There is also no evidence that the FBI gave any direction to Canadian officials on how the arrest should unfold, he added.
Majzub made the comments as part of the Crown’s response to allegations by Meng’s legal team that she was subjected to an abuse during her arrest.
Meng’s team has argued extradition proceedings should be stayed because her rights were violated during the arrest at Vancouver’s airport Dec. 1, 2018, three hours after her devices were seized and she was taken to secondary screening by border officers.
Her lawyers claim U.S. and Canadian officials co-ordinated a covert criminal investigation under the guise of a routine border exam.
It’s one of four ways they will argue she was subjected to an abuse of process ahead of her actual extradition hearing in May.
Majzub said that without evidence that the FBI led such a plan, Meng’s argument “unravels.”
However, Associate Chief Justice Heather Holmes challenged him, suggesting there could still be improper conduct on the part of Canadian authorities without direction from the United States.
She said she expected to hear further submissions on that point and on the possible sharing of electronic serial numbers for Meng’s devices.
Earlier Tuesday, another lawyer for Canada’s attorney general, who also represents the United States in the case, asked the judge to “step out of the weeds” and focus on the legal test for assessing an abuse of process.
Robert Frater said the judge has been presented with two “vastly different narratives” about what happened.
“One is an exciting narrative. It involves a covert criminal investigation, witnesses lying on almost an industrial scale and a cross-border coverup,” Frater said.
The Crown’s narrative is more ordinary, he said, referring to their claim that Meng was held in screening only so that Canada Border Services could get its process out of the way before RCMP made the arrest.
“It includes two sets of public officials going about their required tasks in circumstances where there was no playbook for determining who should perform their task first,” Frater said.
The judge must figure out which narrative, or which parts of each narrative, is true, he said.
But her main job in this hearing is to determine whether there is real prejudice in Meng’s case that would be “aggravated” by allowing extradition proceedings to continue.

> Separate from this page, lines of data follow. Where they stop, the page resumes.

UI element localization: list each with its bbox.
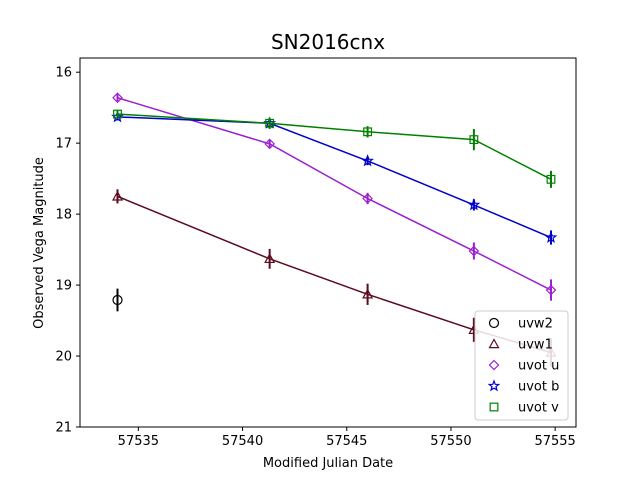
y-tick-label-0: 16 xyxy=(55,66,72,81)
legend-label-uvw2: uvw2 xyxy=(518,317,553,332)
data-point-uvot-u-0 xyxy=(112,92,123,104)
data-point-uvw1-2 xyxy=(362,288,374,299)
data-point-uvot-u-1 xyxy=(264,138,275,150)
series-line-uvot-u xyxy=(117,97,552,291)
legend-label-uvot-v: uvot v xyxy=(518,401,559,416)
data-point-uvw1-1 xyxy=(264,253,276,264)
data-point-uvw2-0 xyxy=(112,294,123,306)
data-point-uvot-v-0 xyxy=(113,109,122,119)
y-tick-label-2: 18 xyxy=(55,208,72,223)
plot-frame xyxy=(79,57,577,428)
series-line-uvot-b xyxy=(117,116,552,239)
data-point-uvot-v-1 xyxy=(265,118,275,128)
series-uvot-u xyxy=(112,92,557,301)
series-uvw2 xyxy=(112,288,123,312)
data-point-uvot-u-3 xyxy=(468,245,480,257)
x-axis-label: Modified Julian Date xyxy=(263,456,393,471)
y-axis-label: Observed Vega Magnitude xyxy=(32,157,47,329)
legend-marker-uvot-u xyxy=(488,359,500,371)
series-line-uvot-v xyxy=(117,113,552,181)
legend-marker-uvot-v xyxy=(489,402,499,412)
data-point-uvot-u-2 xyxy=(362,193,373,204)
x-tick-label-3: 57550 xyxy=(430,434,471,449)
legend: uvw2 uvw1 uvot u uvot b uvot v xyxy=(474,310,569,421)
axes: 57535 57540 57545 57550 57555 16 17 18 19 20 21 xyxy=(55,57,577,449)
legend-marker-uvw2 xyxy=(488,317,500,329)
data-point-uvot-u-4 xyxy=(545,284,557,296)
data-point-uvot-v-2 xyxy=(363,127,373,137)
data-point-uvot-b-2 xyxy=(361,154,374,167)
x-tick-label-4: 57555 xyxy=(534,434,575,449)
y-tick-label-3: 19 xyxy=(55,279,72,294)
legend-marker-uvw1 xyxy=(488,338,500,349)
data-point-uvot-b-3 xyxy=(467,198,481,211)
data-point-uvot-b-4 xyxy=(544,230,558,243)
data-point-uvw1-0 xyxy=(111,190,124,201)
x-tick-label-2: 57545 xyxy=(326,434,367,449)
series-uvot-b xyxy=(111,110,558,245)
legend-label-uvot-b: uvot b xyxy=(518,380,559,395)
x-tick-label-1: 57540 xyxy=(222,434,263,449)
x-tick-label-0: 57535 xyxy=(118,434,159,449)
y-tick-label-4: 20 xyxy=(55,350,72,365)
legend-marker-uvot-b xyxy=(487,379,501,392)
legend-label-uvw1: uvw1 xyxy=(518,338,553,353)
data-point-uvot-v-3 xyxy=(469,135,479,145)
y-tick-label-5: 21 xyxy=(55,421,72,436)
legend-box xyxy=(474,310,569,421)
data-point-uvot-v-4 xyxy=(546,174,556,184)
y-tick-label-1: 17 xyxy=(55,137,72,152)
series-uvot-v xyxy=(113,109,556,188)
chart-title: SN2016cnx xyxy=(271,30,385,54)
legend-label-uvot-u: uvot u xyxy=(518,359,559,374)
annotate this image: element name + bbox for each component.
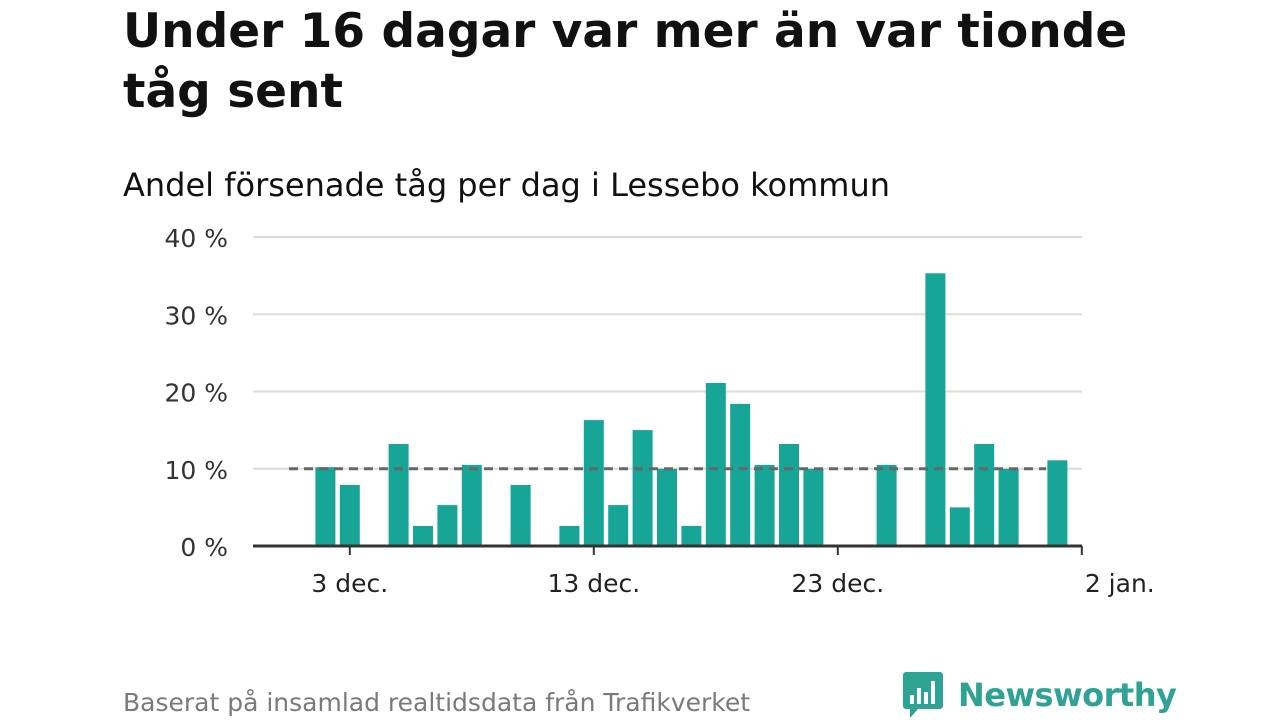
brand-name: Newsworthy [958, 676, 1177, 714]
bar [730, 403, 751, 546]
bar [559, 525, 580, 546]
bar [998, 468, 1019, 547]
bars [315, 273, 1068, 547]
bar [632, 430, 653, 546]
y-tick-label: 20 % [164, 379, 228, 408]
y-tick-label: 10 % [164, 456, 228, 485]
bar [413, 525, 433, 546]
bar [681, 525, 702, 546]
brand-logo: Newsworthy [902, 670, 1177, 720]
bar [1047, 460, 1068, 546]
chart-subtitle: Andel försenade tåg per dag i Lessebo ko… [123, 166, 891, 204]
y-tick-label: 0 % [180, 533, 228, 562]
x-axis [253, 544, 1083, 555]
bar-chart-speech-bubble-icon [903, 672, 943, 718]
bar [608, 505, 629, 546]
bar [876, 464, 897, 546]
y-axis-tick-labels: 0 % 10 % 20 % 30 % 40 % [164, 224, 228, 562]
y-tick-label: 30 % [164, 301, 228, 330]
bar [705, 383, 726, 546]
bar [461, 464, 482, 546]
bar [803, 468, 824, 547]
bar [388, 444, 409, 546]
x-tick-label: 23 dec. [791, 569, 884, 598]
x-tick-label: 3 dec. [311, 569, 388, 598]
x-axis-tick-labels: 3 dec. 13 dec. 23 dec. 2 jan. [311, 569, 1154, 598]
x-tick-label: 13 dec. [547, 569, 640, 598]
bar [339, 485, 360, 546]
bar [315, 467, 336, 546]
source-note: Baserat på insamlad realtidsdata från Tr… [123, 688, 751, 717]
y-tick-label: 40 % [164, 224, 228, 253]
bar [583, 420, 604, 546]
bar [949, 507, 970, 546]
bar [974, 444, 995, 546]
bar [754, 464, 775, 546]
chart-title: Under 16 dagar var mer än var tionde tåg… [123, 4, 1128, 119]
gridlines [253, 236, 1082, 470]
bar [657, 468, 677, 547]
bar-chart: 0 % 10 % 20 % 30 % 40 % 3 dec. 13 dec. 23 dec.… [164, 224, 1154, 598]
bar [779, 444, 799, 546]
bar [437, 505, 458, 546]
bar [925, 273, 946, 546]
x-tick-label: 2 jan. [1085, 569, 1155, 598]
bar [510, 485, 531, 546]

Any alleged misconduct by U.S. and Canadian officials has to be linked to the test of whether the applicant’s right to a fair hearing or the integrity of the justice system has been compromised, Frater said.

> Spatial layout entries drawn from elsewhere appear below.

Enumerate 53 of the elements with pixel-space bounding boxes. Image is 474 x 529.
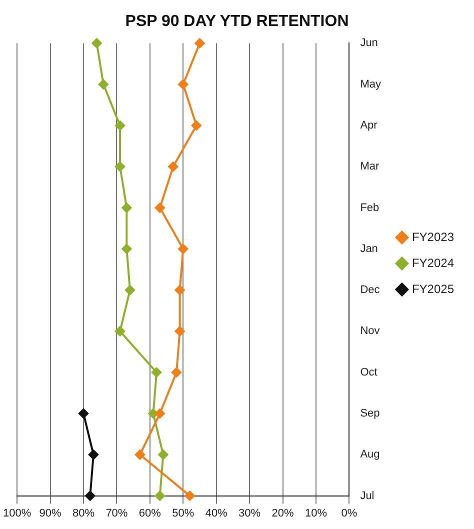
x-tick-label: 90%	[39, 507, 62, 520]
point	[115, 120, 126, 130]
x-tick-label: 80%	[72, 507, 95, 520]
point	[85, 490, 96, 501]
point	[134, 450, 145, 460]
point	[152, 367, 162, 378]
y-tick-label: Jun	[360, 37, 378, 50]
point	[184, 490, 195, 501]
y-tick-label: Jul	[360, 490, 374, 502]
x-tick-label: 70%	[106, 507, 128, 520]
point	[178, 79, 188, 90]
y-tick-label: Apr	[360, 120, 378, 132]
x-tick-label: 50%	[172, 507, 194, 520]
y-tick-label: Nov	[360, 325, 380, 338]
chart-title: PSP 90 DAY YTD RETENTION	[125, 13, 349, 30]
point	[78, 408, 88, 419]
y-tick-label: Mar	[360, 160, 380, 173]
point	[154, 490, 165, 501]
y-tick-label: May	[360, 78, 382, 90]
point	[115, 326, 126, 336]
x-tick-label: 0%	[341, 507, 358, 520]
point	[191, 120, 202, 130]
point	[154, 408, 165, 419]
x-tick-label: 30%	[238, 507, 261, 520]
point	[168, 162, 178, 172]
point	[194, 38, 205, 48]
y-tick-label: Aug	[360, 448, 380, 461]
point	[98, 79, 108, 90]
x-tick-label: 20%	[272, 507, 294, 520]
point	[124, 285, 135, 296]
point	[122, 244, 132, 254]
y-tick-label: Dec	[360, 284, 380, 296]
point	[158, 450, 168, 460]
legend-label: FY2025	[412, 282, 454, 296]
point	[174, 285, 185, 296]
y-tick-label: Sep	[360, 408, 380, 420]
point	[178, 244, 188, 254]
y-tick-label: Jan	[360, 242, 378, 255]
point	[174, 326, 185, 336]
x-tick-label: 60%	[138, 507, 162, 520]
point	[92, 38, 102, 48]
legend-label: FY2024	[412, 256, 454, 270]
point	[122, 202, 132, 213]
legend-label: FY2023	[412, 230, 454, 244]
x-tick-label: 40%	[205, 507, 228, 520]
x-tick-label: 100%	[2, 507, 32, 520]
point	[154, 202, 165, 213]
y-tick-label: Oct	[360, 366, 378, 378]
point	[115, 162, 126, 172]
point	[88, 450, 98, 460]
y-tick-label: Feb	[360, 202, 380, 214]
x-tick-label: 10%	[304, 507, 328, 520]
point	[171, 367, 182, 378]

“You’re not here to conduct an audit of the RCMP and (Canada Border Services Agency) actions but to consider whether there is real prejudice,” he said.
Meng’s lawyers have failed to establish the necessary prejudice to justify a stay of proceedings, he said.
In a short ruling related to a different application in the case, Holmes dismissed a bid by Meng’s legal team to admit additional evidence.
Holmes said in a written ruling that the evidence regarding loan records is not relevant to the extradition case.